Majoring in Games

The New York Times has an article on the growth in university computer game programs titled, Video Games Are Their Major, So Don’t Call Them Slackers (Seth Schiesel, Nov. 22, 2005.) This is part of a series on the training of artists across disciplines.

Traditionalists in both education and the video game industry pooh-pooh the trend, calling it a bald bid by colleges to cash in on a fad. But others believe that video games – which already rival movie tickets in sales – are poised to become one of the dominant media of the new century.

Certainly, the burgeoning game industry is famished for new talent. And now, universities are stocked with both students and young faculty members who grew up with joystick in hand. And some educators say that studying games will soon seem no less fanciful than going to film school or examining the cultural impact of television.

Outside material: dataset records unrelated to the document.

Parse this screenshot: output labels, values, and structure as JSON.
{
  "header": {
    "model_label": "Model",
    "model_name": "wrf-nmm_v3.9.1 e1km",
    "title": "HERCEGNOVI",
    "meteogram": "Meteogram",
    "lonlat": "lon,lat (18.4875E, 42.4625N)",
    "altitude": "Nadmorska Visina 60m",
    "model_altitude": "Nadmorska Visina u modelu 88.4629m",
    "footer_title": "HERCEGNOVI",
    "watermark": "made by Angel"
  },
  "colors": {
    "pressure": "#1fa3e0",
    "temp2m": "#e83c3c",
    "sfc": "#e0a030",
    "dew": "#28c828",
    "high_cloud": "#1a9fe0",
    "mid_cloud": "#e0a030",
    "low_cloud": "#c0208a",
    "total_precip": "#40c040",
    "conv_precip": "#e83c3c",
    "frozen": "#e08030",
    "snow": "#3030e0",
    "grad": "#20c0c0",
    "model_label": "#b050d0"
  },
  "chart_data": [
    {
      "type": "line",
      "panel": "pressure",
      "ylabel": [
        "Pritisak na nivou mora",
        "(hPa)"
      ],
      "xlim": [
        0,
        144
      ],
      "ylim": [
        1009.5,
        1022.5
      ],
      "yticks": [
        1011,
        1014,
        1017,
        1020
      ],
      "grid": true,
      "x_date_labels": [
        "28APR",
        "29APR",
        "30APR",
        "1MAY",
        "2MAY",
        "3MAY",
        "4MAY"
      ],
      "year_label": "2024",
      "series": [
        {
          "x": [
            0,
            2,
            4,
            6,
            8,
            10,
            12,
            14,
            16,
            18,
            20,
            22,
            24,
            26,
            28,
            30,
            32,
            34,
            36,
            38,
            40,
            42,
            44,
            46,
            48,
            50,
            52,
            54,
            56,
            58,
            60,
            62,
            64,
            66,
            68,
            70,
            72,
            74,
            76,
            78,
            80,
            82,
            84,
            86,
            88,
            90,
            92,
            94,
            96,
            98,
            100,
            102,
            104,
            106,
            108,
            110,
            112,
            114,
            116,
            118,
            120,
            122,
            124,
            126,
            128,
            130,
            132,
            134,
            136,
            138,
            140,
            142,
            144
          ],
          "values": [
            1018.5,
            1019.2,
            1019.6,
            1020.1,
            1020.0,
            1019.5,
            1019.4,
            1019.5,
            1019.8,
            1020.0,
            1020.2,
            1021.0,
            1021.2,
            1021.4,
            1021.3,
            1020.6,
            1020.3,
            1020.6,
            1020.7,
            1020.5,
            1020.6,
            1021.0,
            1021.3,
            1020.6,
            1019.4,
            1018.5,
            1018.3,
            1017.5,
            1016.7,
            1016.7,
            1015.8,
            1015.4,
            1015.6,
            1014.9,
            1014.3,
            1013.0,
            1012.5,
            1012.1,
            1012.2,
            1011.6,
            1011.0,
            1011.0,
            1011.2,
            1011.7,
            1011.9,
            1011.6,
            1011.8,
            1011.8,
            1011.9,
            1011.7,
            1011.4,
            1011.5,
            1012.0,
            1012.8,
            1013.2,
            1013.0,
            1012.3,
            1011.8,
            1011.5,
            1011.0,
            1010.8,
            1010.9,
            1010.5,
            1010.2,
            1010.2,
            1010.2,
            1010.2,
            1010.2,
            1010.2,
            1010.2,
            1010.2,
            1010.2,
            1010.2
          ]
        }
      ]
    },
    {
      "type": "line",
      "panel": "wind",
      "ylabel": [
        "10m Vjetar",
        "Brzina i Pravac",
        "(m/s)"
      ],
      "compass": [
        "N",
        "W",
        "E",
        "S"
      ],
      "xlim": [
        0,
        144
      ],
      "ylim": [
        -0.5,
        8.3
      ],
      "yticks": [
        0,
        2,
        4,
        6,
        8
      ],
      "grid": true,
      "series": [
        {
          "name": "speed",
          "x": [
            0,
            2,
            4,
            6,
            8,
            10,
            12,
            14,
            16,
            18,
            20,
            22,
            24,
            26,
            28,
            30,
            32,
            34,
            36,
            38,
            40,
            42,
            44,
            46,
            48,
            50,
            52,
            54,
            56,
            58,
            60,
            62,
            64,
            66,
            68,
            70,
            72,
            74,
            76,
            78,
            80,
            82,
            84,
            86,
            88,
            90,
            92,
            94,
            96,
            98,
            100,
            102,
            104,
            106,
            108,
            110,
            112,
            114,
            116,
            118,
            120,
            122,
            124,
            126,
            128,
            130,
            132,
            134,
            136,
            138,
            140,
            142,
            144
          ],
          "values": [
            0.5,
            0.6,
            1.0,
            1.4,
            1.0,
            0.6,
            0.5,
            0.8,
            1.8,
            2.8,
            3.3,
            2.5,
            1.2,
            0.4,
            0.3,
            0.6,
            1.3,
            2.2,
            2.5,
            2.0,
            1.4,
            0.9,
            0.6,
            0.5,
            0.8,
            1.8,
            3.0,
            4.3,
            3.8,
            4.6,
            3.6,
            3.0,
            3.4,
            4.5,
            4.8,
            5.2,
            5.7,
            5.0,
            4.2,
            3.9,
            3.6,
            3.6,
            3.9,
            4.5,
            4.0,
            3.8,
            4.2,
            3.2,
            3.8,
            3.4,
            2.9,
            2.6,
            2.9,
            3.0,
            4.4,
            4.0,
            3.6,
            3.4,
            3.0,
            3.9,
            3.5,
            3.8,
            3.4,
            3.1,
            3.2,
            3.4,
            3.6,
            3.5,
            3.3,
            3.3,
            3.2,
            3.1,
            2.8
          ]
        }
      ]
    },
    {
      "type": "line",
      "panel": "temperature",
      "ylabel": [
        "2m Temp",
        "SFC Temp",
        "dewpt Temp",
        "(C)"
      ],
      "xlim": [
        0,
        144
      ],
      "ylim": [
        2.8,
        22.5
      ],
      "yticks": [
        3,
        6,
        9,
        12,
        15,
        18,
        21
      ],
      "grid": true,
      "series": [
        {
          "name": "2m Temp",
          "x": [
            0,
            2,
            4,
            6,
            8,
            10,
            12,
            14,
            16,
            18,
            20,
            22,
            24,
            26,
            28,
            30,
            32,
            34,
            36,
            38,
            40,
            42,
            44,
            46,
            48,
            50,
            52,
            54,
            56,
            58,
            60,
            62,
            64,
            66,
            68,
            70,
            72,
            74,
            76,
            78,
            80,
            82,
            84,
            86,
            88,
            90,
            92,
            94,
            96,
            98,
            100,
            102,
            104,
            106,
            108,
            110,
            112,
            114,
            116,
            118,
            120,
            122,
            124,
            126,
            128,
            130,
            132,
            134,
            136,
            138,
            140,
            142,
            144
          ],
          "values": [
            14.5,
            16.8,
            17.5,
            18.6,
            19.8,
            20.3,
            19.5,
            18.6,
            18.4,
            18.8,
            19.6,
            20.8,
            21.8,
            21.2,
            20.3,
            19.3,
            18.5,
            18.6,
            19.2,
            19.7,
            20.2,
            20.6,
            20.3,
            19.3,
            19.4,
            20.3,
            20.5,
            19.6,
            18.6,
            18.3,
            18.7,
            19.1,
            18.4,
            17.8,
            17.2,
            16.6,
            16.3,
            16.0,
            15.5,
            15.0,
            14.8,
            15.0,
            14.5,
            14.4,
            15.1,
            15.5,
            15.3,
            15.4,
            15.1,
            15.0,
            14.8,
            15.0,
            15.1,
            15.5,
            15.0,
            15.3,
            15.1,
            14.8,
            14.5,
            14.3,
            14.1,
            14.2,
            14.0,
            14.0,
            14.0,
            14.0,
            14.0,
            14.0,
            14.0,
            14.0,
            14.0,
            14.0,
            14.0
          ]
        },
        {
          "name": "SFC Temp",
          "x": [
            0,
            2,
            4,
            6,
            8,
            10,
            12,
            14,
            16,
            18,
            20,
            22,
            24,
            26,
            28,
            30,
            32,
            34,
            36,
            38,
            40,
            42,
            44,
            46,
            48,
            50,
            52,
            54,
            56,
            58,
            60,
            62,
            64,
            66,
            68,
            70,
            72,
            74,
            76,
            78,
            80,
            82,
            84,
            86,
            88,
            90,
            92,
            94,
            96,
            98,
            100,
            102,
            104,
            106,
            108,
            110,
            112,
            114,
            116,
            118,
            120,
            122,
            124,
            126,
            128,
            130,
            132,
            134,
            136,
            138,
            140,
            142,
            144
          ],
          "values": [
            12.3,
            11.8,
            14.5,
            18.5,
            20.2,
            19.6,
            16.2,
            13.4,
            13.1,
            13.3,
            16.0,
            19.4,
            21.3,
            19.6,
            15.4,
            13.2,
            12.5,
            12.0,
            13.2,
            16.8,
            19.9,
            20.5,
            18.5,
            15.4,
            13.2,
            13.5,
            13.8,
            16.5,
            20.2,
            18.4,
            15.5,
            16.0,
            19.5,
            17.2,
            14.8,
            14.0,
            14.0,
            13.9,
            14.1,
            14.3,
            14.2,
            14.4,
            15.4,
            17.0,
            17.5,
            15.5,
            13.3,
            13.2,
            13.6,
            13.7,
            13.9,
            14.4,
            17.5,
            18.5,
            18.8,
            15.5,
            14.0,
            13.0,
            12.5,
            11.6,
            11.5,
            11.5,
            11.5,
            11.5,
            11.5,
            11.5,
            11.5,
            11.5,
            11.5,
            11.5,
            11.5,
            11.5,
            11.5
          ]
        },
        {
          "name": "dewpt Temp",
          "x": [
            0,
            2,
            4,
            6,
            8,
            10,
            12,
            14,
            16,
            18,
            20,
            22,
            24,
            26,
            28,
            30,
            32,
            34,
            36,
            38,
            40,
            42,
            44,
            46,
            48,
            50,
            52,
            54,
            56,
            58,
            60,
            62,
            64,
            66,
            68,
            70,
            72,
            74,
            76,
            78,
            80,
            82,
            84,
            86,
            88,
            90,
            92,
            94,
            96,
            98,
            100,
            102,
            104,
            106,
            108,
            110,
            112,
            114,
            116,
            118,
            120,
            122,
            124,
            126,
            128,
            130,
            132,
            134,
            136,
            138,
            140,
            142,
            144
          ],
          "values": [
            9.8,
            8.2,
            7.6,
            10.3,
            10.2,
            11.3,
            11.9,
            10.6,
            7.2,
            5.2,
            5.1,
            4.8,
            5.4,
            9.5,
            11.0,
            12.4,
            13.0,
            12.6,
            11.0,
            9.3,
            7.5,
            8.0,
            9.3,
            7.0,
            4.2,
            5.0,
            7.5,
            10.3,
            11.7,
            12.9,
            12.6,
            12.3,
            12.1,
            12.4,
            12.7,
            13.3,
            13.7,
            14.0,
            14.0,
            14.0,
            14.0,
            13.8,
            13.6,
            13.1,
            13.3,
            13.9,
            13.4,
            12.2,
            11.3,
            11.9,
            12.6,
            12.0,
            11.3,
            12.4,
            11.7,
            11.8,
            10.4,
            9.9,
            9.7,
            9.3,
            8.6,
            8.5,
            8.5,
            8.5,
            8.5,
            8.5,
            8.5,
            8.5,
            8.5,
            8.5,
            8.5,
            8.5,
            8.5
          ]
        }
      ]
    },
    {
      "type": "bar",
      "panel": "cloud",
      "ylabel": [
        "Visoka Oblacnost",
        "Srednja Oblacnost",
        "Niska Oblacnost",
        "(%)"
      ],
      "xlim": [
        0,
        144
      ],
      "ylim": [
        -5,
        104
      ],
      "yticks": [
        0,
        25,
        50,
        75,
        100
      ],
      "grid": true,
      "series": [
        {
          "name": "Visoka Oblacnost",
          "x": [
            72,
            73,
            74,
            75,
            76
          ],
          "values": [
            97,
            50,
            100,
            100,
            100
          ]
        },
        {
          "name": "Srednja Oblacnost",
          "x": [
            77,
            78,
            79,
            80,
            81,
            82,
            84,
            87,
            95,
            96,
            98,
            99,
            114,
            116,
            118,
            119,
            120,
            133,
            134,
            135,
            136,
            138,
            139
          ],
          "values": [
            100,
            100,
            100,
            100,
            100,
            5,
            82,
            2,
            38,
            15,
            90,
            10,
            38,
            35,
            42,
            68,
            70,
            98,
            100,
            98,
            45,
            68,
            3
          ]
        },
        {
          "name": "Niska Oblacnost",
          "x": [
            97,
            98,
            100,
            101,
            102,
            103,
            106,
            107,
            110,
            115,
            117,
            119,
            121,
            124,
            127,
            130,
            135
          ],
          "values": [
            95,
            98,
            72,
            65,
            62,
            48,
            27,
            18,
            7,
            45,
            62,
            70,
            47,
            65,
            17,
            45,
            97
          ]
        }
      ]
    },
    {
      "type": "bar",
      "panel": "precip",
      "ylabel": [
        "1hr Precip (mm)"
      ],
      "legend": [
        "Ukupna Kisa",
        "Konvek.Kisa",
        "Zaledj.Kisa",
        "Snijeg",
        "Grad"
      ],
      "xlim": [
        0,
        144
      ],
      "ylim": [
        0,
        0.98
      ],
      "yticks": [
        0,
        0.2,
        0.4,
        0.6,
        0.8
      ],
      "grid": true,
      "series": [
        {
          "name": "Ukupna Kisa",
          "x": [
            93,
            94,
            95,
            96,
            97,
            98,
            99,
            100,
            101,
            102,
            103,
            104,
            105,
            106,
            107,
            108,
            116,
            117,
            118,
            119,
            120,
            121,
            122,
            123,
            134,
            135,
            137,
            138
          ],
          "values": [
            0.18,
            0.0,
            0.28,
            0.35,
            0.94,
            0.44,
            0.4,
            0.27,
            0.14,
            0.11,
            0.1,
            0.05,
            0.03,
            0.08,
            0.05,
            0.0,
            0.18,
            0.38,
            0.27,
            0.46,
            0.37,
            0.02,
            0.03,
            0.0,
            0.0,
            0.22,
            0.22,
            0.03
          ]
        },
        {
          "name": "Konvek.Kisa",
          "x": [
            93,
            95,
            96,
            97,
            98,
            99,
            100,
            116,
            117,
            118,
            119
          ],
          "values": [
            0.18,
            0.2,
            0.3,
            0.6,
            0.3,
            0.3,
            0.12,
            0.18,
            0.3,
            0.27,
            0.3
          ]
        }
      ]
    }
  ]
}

At the end of the article they quote Jack Emmert who has a classics background and is now working in the games industry,

“This whole idea of teaching game design is a fabrication,” Mr. Emmert said. “I’m a serious academic, and what is the actual skill that they’re teaching? If you’re not teaching a quantifiable skill, then you are teaching an opinion. Making games is an art form. You need to understand the technical side, but I loathe any attempt to teach game design as an academic discipline.”

This is a strange argument. Since when have the arts not been academic disciplines that couldn’t be taught?